I was born and raised in Minneapolis, Minnesota. My mother was a dancer. She is of a Black American and Jamaican background, so growing up in our home, we had so much art and culture from her people and also from people throughout the world. A lot of our Sundays consisted of cleaning the house, listening to music, watching music videos, and dancing to music from around the world. My love of music and dance was definitely sparked by my parents. My father, who is not a dancer but has been an athlete for his entire life, comes from a Black American and Tsalagi background. He shared many aspects of his upbringing and also instilled in us the importance of nurturing the athletic body, so I grew up in a house full of art, music, culture, and athleticism.

My mom had a community class at a local YWCA. For many years, she taught different fitness classes. When she started teaching dance, my twin sister and I came to the classes and eventually started assisting when we were around eight years old.
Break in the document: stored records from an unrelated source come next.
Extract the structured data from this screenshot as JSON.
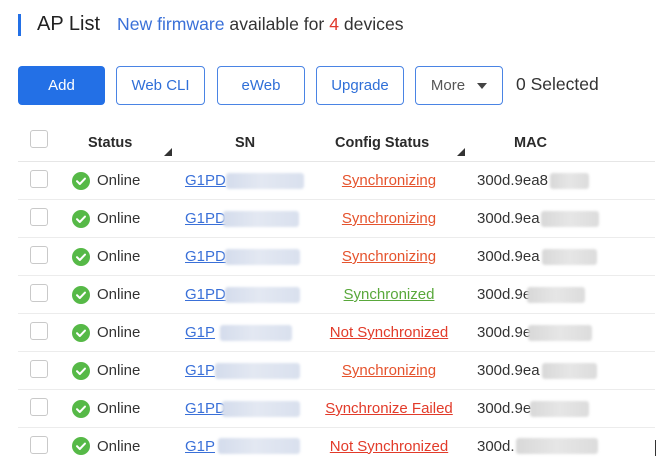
{
  "header": {
    "title": "AP List",
    "notice": {
      "link_text": "New firmware",
      "text_before_count": "available for",
      "count": "4",
      "text_after_count": "devices"
    }
  },
  "toolbar": {
    "add_label": "Add",
    "web_cli_label": "Web CLI",
    "eweb_label": "eWeb",
    "upgrade_label": "Upgrade",
    "more_label": "More",
    "selected_text": "0 Selected"
  },
  "table": {
    "columns": [
      "Status",
      "SN",
      "Config Status",
      "MAC"
    ],
    "rows": [
      {
        "status": "Online",
        "sn": "G1PD",
        "config_status": "Synchronizing",
        "mac": "300d.9ea8"
      },
      {
        "status": "Online",
        "sn": "G1PD",
        "config_status": "Synchronizing",
        "mac": "300d.9ea"
      },
      {
        "status": "Online",
        "sn": "G1PD",
        "config_status": "Synchronizing",
        "mac": "300d.9ea"
      },
      {
        "status": "Online",
        "sn": "G1PD",
        "config_status": "Synchronized",
        "mac": "300d.9e"
      },
      {
        "status": "Online",
        "sn": "G1P",
        "config_status": "Not Synchronized",
        "mac": "300d.9e"
      },
      {
        "status": "Online",
        "sn": "G1P",
        "config_status": "Synchronizing",
        "mac": "300d.9ea"
      },
      {
        "status": "Online",
        "sn": "G1PD",
        "config_status": "Synchronize Failed",
        "mac": "300d.9e"
      },
      {
        "status": "Online",
        "sn": "G1P",
        "config_status": "Not Synchronized",
        "mac": "300d."
      }
    ]
  },
  "colors": {
    "accent": "#2370e6",
    "link": "#3a70d8",
    "count": "#e0392b",
    "online": "#56b947",
    "synchronizing": "#e5532d",
    "synchronized": "#59a83b",
    "not_synchronized": "#e23b2a",
    "synchronize_failed": "#e23b2a"
  },
  "icons": {
    "online_status": "check-circle-icon",
    "column_filter": "filter-triangle-icon",
    "more_dropdown": "chevron-down-icon"
  }
}
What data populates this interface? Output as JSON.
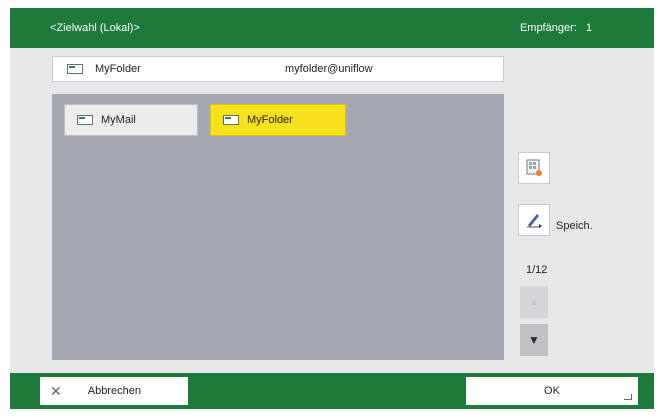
{
  "header": {
    "title": "<Zielwahl (Lokal)>",
    "recipients_label": "Empfänger:",
    "recipients_count": "1"
  },
  "selected_destination": {
    "name": "MyFolder",
    "address": "myfolder@uniflow",
    "icon": "address-entry-icon"
  },
  "entries": [
    {
      "label": "MyMail",
      "icon": "address-entry-icon",
      "selected": false
    },
    {
      "label": "MyFolder",
      "icon": "address-entry-icon",
      "selected": true
    }
  ],
  "side_panel": {
    "address_book_icon": "address-book-icon",
    "save_icon": "pen-save-icon",
    "save_label": "Speich.",
    "page_indicator": "1/12",
    "scroll_up_icon": "triangle-up-icon",
    "scroll_down_icon": "triangle-down-icon"
  },
  "footer": {
    "cancel_label": "Abbrechen",
    "ok_label": "OK"
  },
  "colors": {
    "bar_green": "#1d7a3b",
    "selected_yellow": "#f7e11c",
    "list_background": "#a3a8b2"
  }
}
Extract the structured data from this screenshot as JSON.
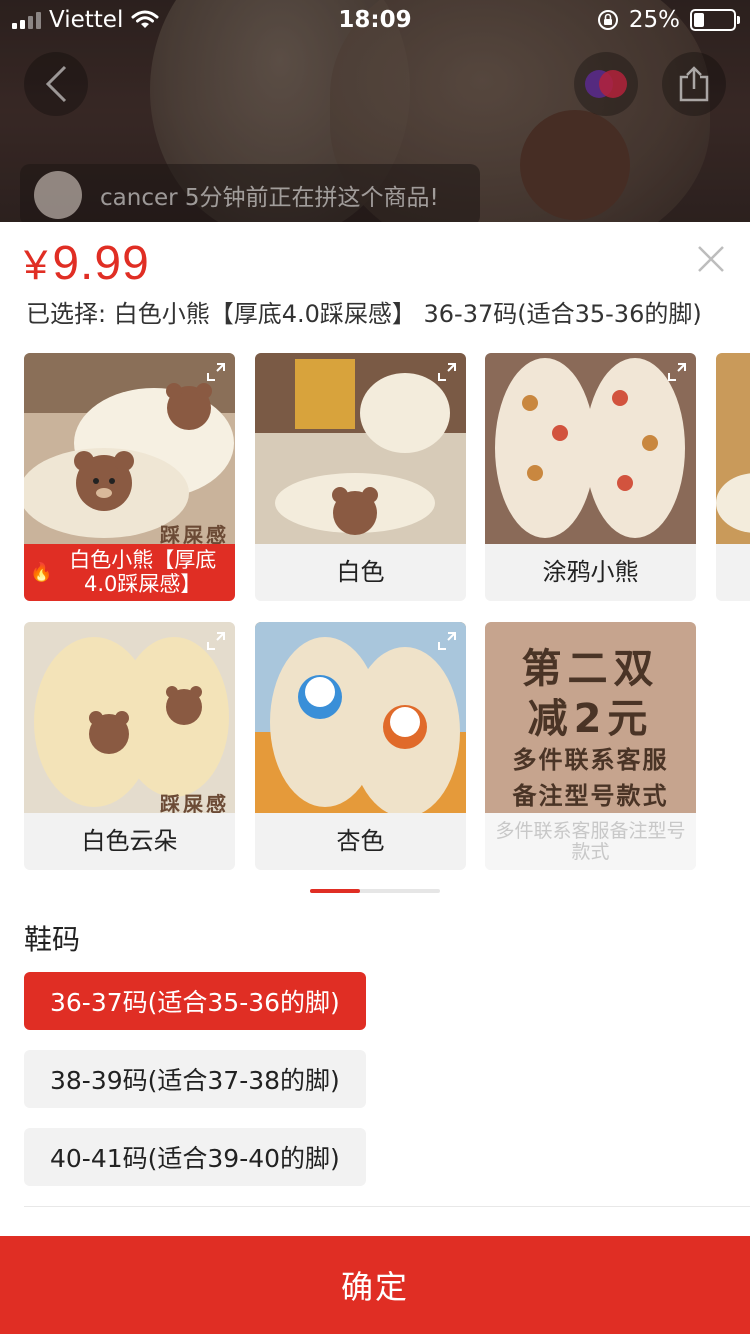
{
  "status_bar": {
    "carrier": "Viettel",
    "time": "18:09",
    "battery": "25%"
  },
  "banner": {
    "text": "cancer 5分钟前正在拼这个商品!"
  },
  "sheet": {
    "currency": "¥",
    "price": "9.99",
    "selected_text": "已选择: 白色小熊【厚底4.0踩屎感】 36-37码(适合35-36的脚)",
    "variants": [
      {
        "label": "白色小熊【厚底4.0踩屎感】",
        "selected": true,
        "hot": true
      },
      {
        "label": "白色",
        "selected": false
      },
      {
        "label": "涂鸦小熊",
        "selected": false
      },
      {
        "label": "",
        "selected": false
      },
      {
        "label": "白色云朵",
        "selected": false
      },
      {
        "label": "杏色",
        "selected": false
      },
      {
        "label": "多件联系客服备注型号款式",
        "selected": false,
        "disabled": true
      }
    ],
    "image_texts": {
      "feel_tag": "踩屎感",
      "promo_line1": "第二双",
      "promo_line2": "减2元",
      "promo_line3": "多件联系客服",
      "promo_line4": "备注型号款式"
    },
    "size_title": "鞋码",
    "sizes": [
      {
        "label": "36-37码(适合35-36的脚)",
        "selected": true
      },
      {
        "label": "38-39码(适合37-38的脚)",
        "selected": false
      },
      {
        "label": "40-41码(适合39-40的脚)",
        "selected": false
      }
    ],
    "confirm_label": "确定"
  },
  "colors": {
    "accent": "#e02e24",
    "chip_bg": "#f2f2f2",
    "text": "#222222"
  }
}
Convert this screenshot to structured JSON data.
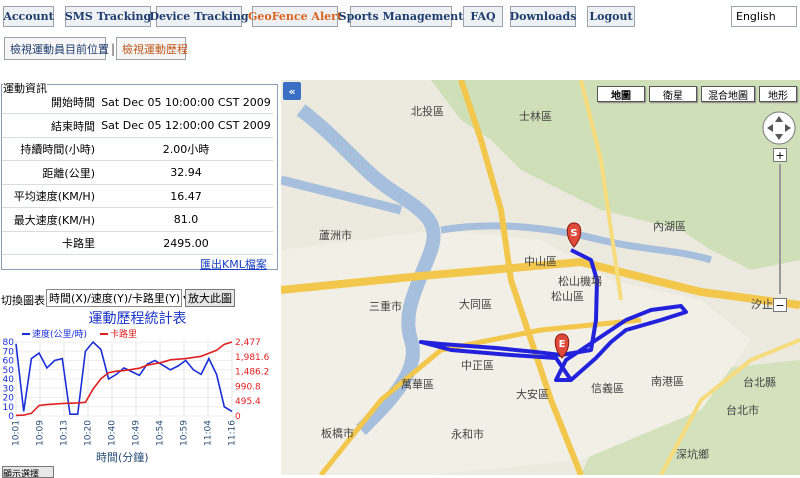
{
  "nav": {
    "items": [
      "Account",
      "SMS Tracking",
      "Device Tracking",
      "GeoFence Alert",
      "Sports Management",
      "FAQ",
      "Downloads",
      "Logout"
    ],
    "active_index": 3,
    "language": "English"
  },
  "subtabs": {
    "current_position": "檢視運動員目前位置",
    "separator": "|",
    "history": "檢視運動歷程"
  },
  "info": {
    "title": "運動資訊",
    "rows": [
      {
        "label": "開始時間",
        "value": "Sat Dec 05 10:00:00 CST 2009"
      },
      {
        "label": "結束時間",
        "value": "Sat Dec 05 12:00:00 CST 2009"
      },
      {
        "label": "持續時間(小時)",
        "value": "2.00小時"
      },
      {
        "label": "距離(公里)",
        "value": "32.94"
      },
      {
        "label": "平均速度(KM/H)",
        "value": "16.47"
      },
      {
        "label": "最大速度(KM/H)",
        "value": "81.0"
      },
      {
        "label": "卡路里",
        "value": "2495.00"
      }
    ],
    "kml_link": "匯出KML檔案"
  },
  "chart_controls": {
    "switch_label": "切換圖表:",
    "select_value": "時間(X)/速度(Y)/卡路里(Y)",
    "zoom_button": "放大此圖",
    "cut_button": "顯示選擇"
  },
  "chart_data": {
    "type": "line",
    "title": "運動歷程統計表",
    "xlabel": "時間(分鐘)",
    "categories": [
      "10:01",
      "10:09",
      "10:13",
      "10:20",
      "10:40",
      "10:49",
      "10:54",
      "10:59",
      "11:04",
      "11:16"
    ],
    "left_axis": {
      "ticks": [
        "0",
        "10",
        "20",
        "30",
        "40",
        "50",
        "60",
        "70",
        "80"
      ],
      "ylim": [
        0,
        80
      ]
    },
    "right_axis": {
      "ticks": [
        "0",
        "495.4",
        "990.8",
        "1,486.2",
        "1,981.6",
        "2,477"
      ],
      "ylim": [
        0,
        2477
      ]
    },
    "series": [
      {
        "name": "速度(公里/時)",
        "color": "#1a2fd6",
        "axis": "left",
        "values": [
          78,
          5,
          62,
          68,
          52,
          60,
          62,
          2,
          2,
          70,
          80,
          72,
          40,
          45,
          52,
          48,
          44,
          56,
          60,
          55,
          50,
          54,
          60,
          50,
          45,
          62,
          45,
          10,
          5
        ]
      },
      {
        "name": "卡路里",
        "color": "#e02020",
        "axis": "right",
        "values": [
          20,
          30,
          90,
          350,
          380,
          400,
          420,
          430,
          440,
          460,
          900,
          1250,
          1450,
          1500,
          1520,
          1560,
          1600,
          1700,
          1750,
          1800,
          1880,
          1900,
          1920,
          1960,
          2000,
          2100,
          2200,
          2400,
          2477
        ]
      }
    ]
  },
  "map": {
    "types": [
      "地圖",
      "衛星",
      "混合地圖",
      "地形"
    ],
    "active_type": 0,
    "collapse_icon": "«",
    "districts": [
      "北投區",
      "士林區",
      "內湖區",
      "中山區",
      "松山區",
      "松山機場",
      "大同區",
      "三重市",
      "蘆洲市",
      "中正區",
      "萬華區",
      "大安區",
      "信義區",
      "南港區",
      "汐止市",
      "板橋市",
      "永和市",
      "深坑鄉",
      "台北縣",
      "台北市"
    ],
    "marker_start": "S",
    "marker_end": "E"
  }
}
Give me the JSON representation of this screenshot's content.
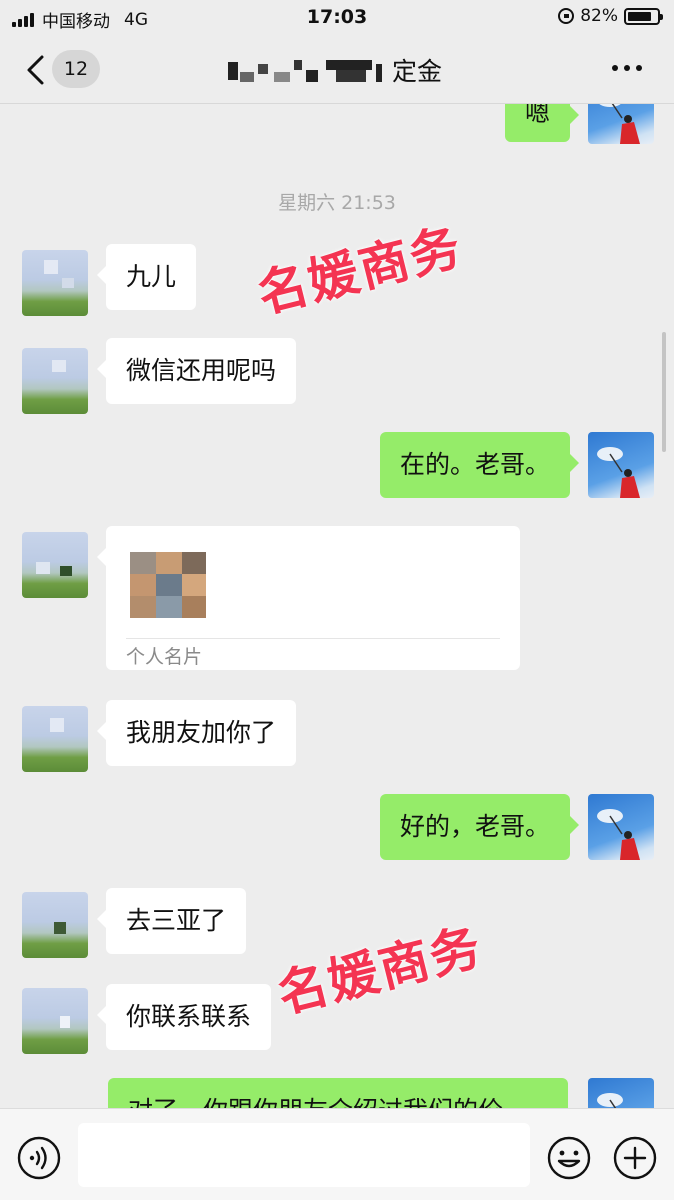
{
  "status_bar": {
    "carrier": "中国移动",
    "network": "4G",
    "time": "17:03",
    "battery": "82%",
    "battery_level": 0.82
  },
  "nav": {
    "unread_count": "12",
    "title_suffix": "定金"
  },
  "chat": {
    "timestamp": "星期六 21:53",
    "messages": [
      {
        "side": "out",
        "text": "嗯"
      },
      {
        "side": "in",
        "text": "九儿"
      },
      {
        "side": "in",
        "text": "微信还用呢吗"
      },
      {
        "side": "out",
        "text": "在的。老哥。"
      },
      {
        "side": "in",
        "type": "contact_card",
        "label": "个人名片"
      },
      {
        "side": "in",
        "text": "我朋友加你了"
      },
      {
        "side": "out",
        "text": "好的，老哥。"
      },
      {
        "side": "in",
        "text": "去三亚了"
      },
      {
        "side": "in",
        "text": "你联系联系"
      },
      {
        "side": "out",
        "text": "对了，你跟你朋友介绍过我们的价"
      }
    ]
  },
  "watermarks": [
    "名媛商务",
    "名媛商务"
  ],
  "colors": {
    "background": "#ededed",
    "bubble_out": "#95ec69",
    "bubble_in": "#ffffff",
    "watermark": "#f2183a"
  },
  "input_bar": {
    "icons": [
      "voice-icon",
      "emoji-icon",
      "plus-icon"
    ]
  }
}
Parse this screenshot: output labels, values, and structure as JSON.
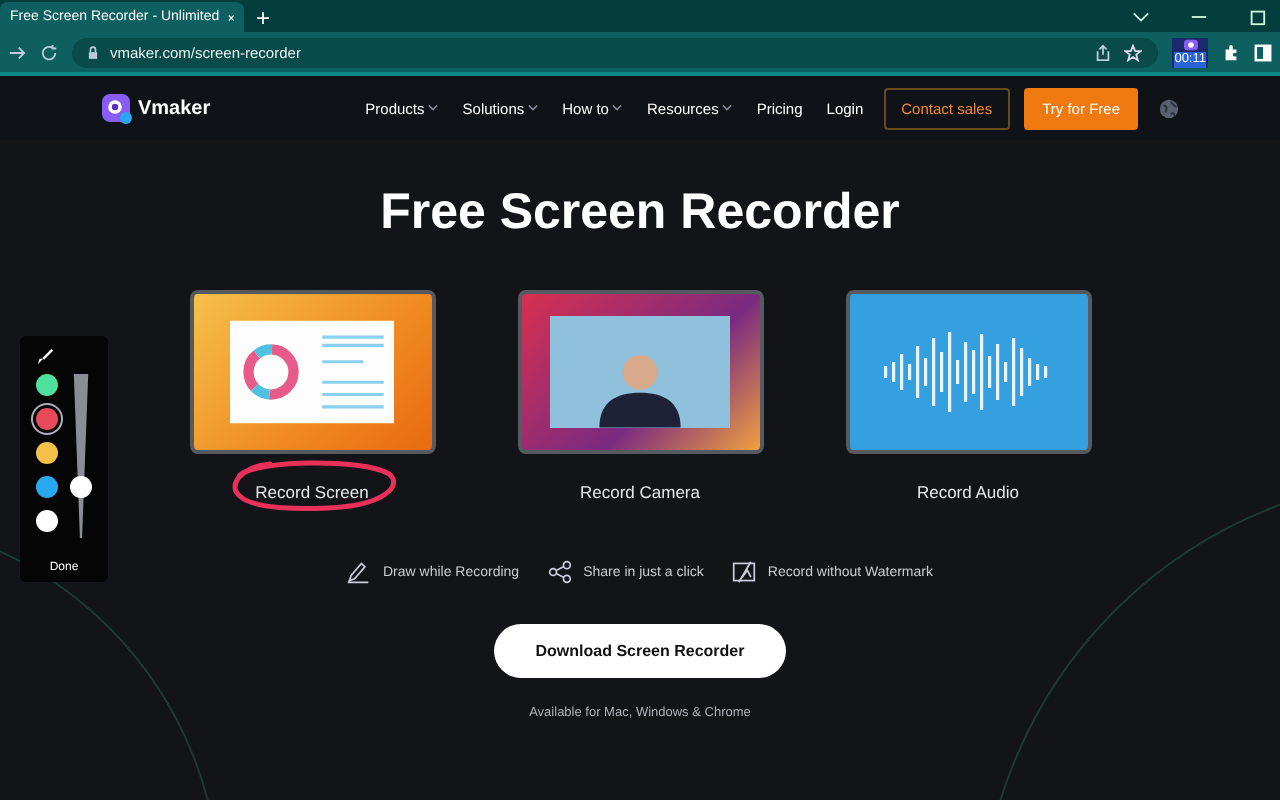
{
  "browser": {
    "tab_title": "Free Screen Recorder - Unlimited",
    "new_tab": "+",
    "url": "vmaker.com/screen-recorder",
    "timer": "00:11"
  },
  "nav": {
    "brand": "Vmaker",
    "items": [
      {
        "label": "Products",
        "dropdown": true
      },
      {
        "label": "Solutions",
        "dropdown": true
      },
      {
        "label": "How to",
        "dropdown": true
      },
      {
        "label": "Resources",
        "dropdown": true
      },
      {
        "label": "Pricing",
        "dropdown": false
      },
      {
        "label": "Login",
        "dropdown": false
      }
    ],
    "contact": "Contact sales",
    "try": "Try for Free"
  },
  "hero": {
    "title": "Free Screen Recorder",
    "cards": [
      {
        "kind": "screen",
        "label": "Record Screen",
        "annotated": true
      },
      {
        "kind": "camera",
        "label": "Record Camera",
        "annotated": false
      },
      {
        "kind": "audio",
        "label": "Record Audio",
        "annotated": false
      }
    ],
    "features": [
      {
        "kind": "draw",
        "label": "Draw while Recording"
      },
      {
        "kind": "share",
        "label": "Share in just a click"
      },
      {
        "kind": "watermark",
        "label": "Record without Watermark"
      }
    ],
    "download": "Download Screen Recorder",
    "note": "Available for Mac, Windows & Chrome"
  },
  "draw_toolbar": {
    "colors": [
      {
        "color": "#4fe0a0",
        "selected": false
      },
      {
        "color": "#e84a5a",
        "selected": true
      },
      {
        "color": "#f5c04a",
        "selected": false
      },
      {
        "color": "#29a8f0",
        "selected": false
      },
      {
        "color": "#ffffff",
        "selected": false
      }
    ],
    "size": {
      "level": 0.3
    },
    "done": "Done"
  }
}
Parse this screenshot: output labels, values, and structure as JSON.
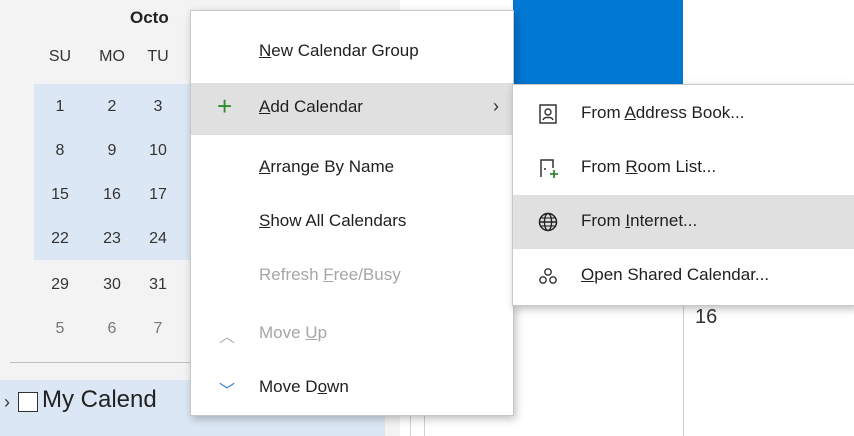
{
  "calendar": {
    "month": "Octo",
    "weekdays": [
      "SU",
      "MO",
      "TU"
    ],
    "weeks": [
      [
        "1",
        "2",
        "3"
      ],
      [
        "8",
        "9",
        "10"
      ],
      [
        "15",
        "16",
        "17"
      ],
      [
        "22",
        "23",
        "24"
      ],
      [
        "29",
        "30",
        "31"
      ],
      [
        "5",
        "6",
        "7"
      ]
    ],
    "my_calendars_label": "My Calend",
    "day_number": "16"
  },
  "menu": {
    "items": [
      {
        "pre": "",
        "u": "N",
        "post": "ew Calendar Group"
      },
      {
        "pre": "",
        "u": "A",
        "post": "dd Calendar",
        "arrow": "›"
      },
      {
        "pre": "",
        "u": "A",
        "post": "rrange By Name"
      },
      {
        "pre": "",
        "u": "S",
        "post": "how All Calendars"
      },
      {
        "pre": "Refresh ",
        "u": "F",
        "post": "ree/Busy"
      },
      {
        "pre": "Move ",
        "u": "U",
        "post": "p"
      },
      {
        "pre": "Move D",
        "u": "o",
        "post": "wn"
      }
    ]
  },
  "submenu": {
    "items": [
      {
        "pre": "From ",
        "u": "A",
        "post": "ddress Book..."
      },
      {
        "pre": "From ",
        "u": "R",
        "post": "oom List..."
      },
      {
        "pre": "From ",
        "u": "I",
        "post": "nternet..."
      },
      {
        "pre": "",
        "u": "O",
        "post": "pen Shared Calendar..."
      }
    ]
  },
  "icons": {
    "add": "plus-icon",
    "address_book": "address-book-icon",
    "room_list": "room-list-icon",
    "internet": "globe-icon",
    "shared": "shared-calendar-icon",
    "move_up": "chevron-up-icon",
    "move_down": "chevron-down-icon"
  },
  "colors": {
    "accent": "#0078d4",
    "selection": "#dbe7f4",
    "hover": "#e0e0e0",
    "plus": "#2e8b2e"
  }
}
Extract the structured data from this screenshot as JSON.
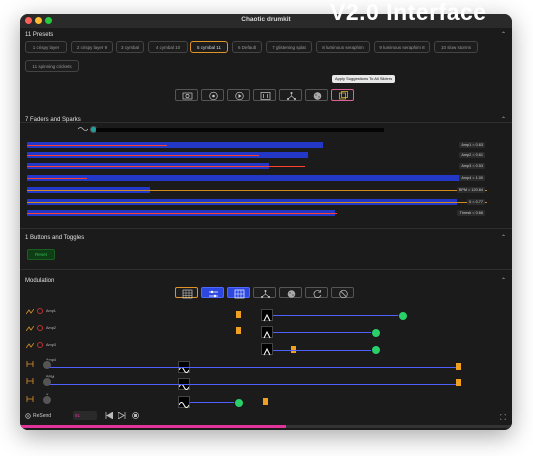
{
  "window": {
    "title": "Chaotic drumkit"
  },
  "overlay_text": "V2.0 Interface",
  "presets": {
    "section_title": "11 Presets",
    "items": [
      "1 crispy layer",
      "2 crispy layer 9",
      "3 cymbal",
      "4 cymbal 10",
      "5 cymbal 11",
      "6 Default",
      "7 glistening splat",
      "8 luminous seraphim",
      "9 luminous seraphim 8",
      "10 slow storms",
      "11 spinning crickets"
    ],
    "active_index": 4,
    "toolbar_icons": [
      "camera-icon",
      "record-icon",
      "play-icon",
      "sliders-icon",
      "graph-icon",
      "dice-icon",
      "suggest-icon"
    ],
    "tooltip": "Apply Suggestions To All Sliders"
  },
  "faders": {
    "section_title": "7 Faders and Sparks",
    "rows": [
      {
        "label": "Amp1 = 0.63",
        "value": 0.63
      },
      {
        "label": "Amp2 = 0.61",
        "value": 0.61
      },
      {
        "label": "Amp3 = 0.53",
        "value": 0.53
      },
      {
        "label": "Amp4 = 1.00",
        "value": 1.0
      },
      {
        "label": "BPM = 120.84",
        "value": 0.27
      },
      {
        "label": "X = 0.77",
        "value": 0.99
      },
      {
        "label": "Thresh = 0.66",
        "value": 0.66
      }
    ],
    "colors": {
      "bar": "#2438c8",
      "spark": "#ff4030"
    }
  },
  "buttons": {
    "section_title": "1 Buttons and Toggles",
    "reset_label": "Reset"
  },
  "modulation": {
    "section_title": "Modulation",
    "toolbar_icons": [
      "grid-icon",
      "sliders-toggle-icon",
      "matrix-icon",
      "graph-icon",
      "dice-icon",
      "refresh-icon",
      "clear-icon"
    ],
    "rows": [
      {
        "label": "Amp1"
      },
      {
        "label": "Amp2"
      },
      {
        "label": "Amp3"
      },
      {
        "label": "Amp4"
      },
      {
        "label": "BPM"
      },
      {
        "label": "X"
      }
    ]
  },
  "bottom": {
    "resend_label": "ReSend",
    "number_value": "81",
    "progress": 0.54
  }
}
My love of dance and my love of sharing with folks and community started very young.

Eventually my mom realized that my twin sister and my skills had advanced, and she wanted us to continue nurturing our love of dance. Post 9/11, she started looking at different dance studios. We realized we weren’t welcome because we were Muslim and dark-skinned. A lot of Black and brown folks were dancing at home not only because of cost but because of not feeling welcome. Add to that being Muslim and wearing hijab, a lot of the dance studios didn’t want to accept us. At first it was very discouraging, but after so much rejection, my mom said, “Hey, we have a world of Black and Indigenous dance we are tapping into at home,” and that set my sister and me on a path of archiving Black and Indigenous dance.

We used to spend hours writing our own database of different dances, where they are from, what they mean, and practicing as much as we could. Being teenagers, and with the advent of YouTube, we took to the internet to learn as much as we could. Eventually, we looked for people in our Minneapolis community doing those dances. We would say, “This month, we’re going to hone in on house dance, or locking.” Then we would go find someone in Minneapolis doing house or locking. Little by little, we built our community by way of creating a database and finding tangible people to help us go deeper into that specific dance.

Today, I identify as an archivist of Black American dance. I also dance jingle on the Southern and Eastern powwow circuit, as well as practice Cherokee dance lineage. There are so many dances that I carry. A lot of Black folks talk about making a way out of no way. Even in the midst of so much rejection, racism, and Islamophobia, it set me on a different path, a really beautiful path. It set me on a trajectory to embody dances of people who look like me, and I’m grateful for that.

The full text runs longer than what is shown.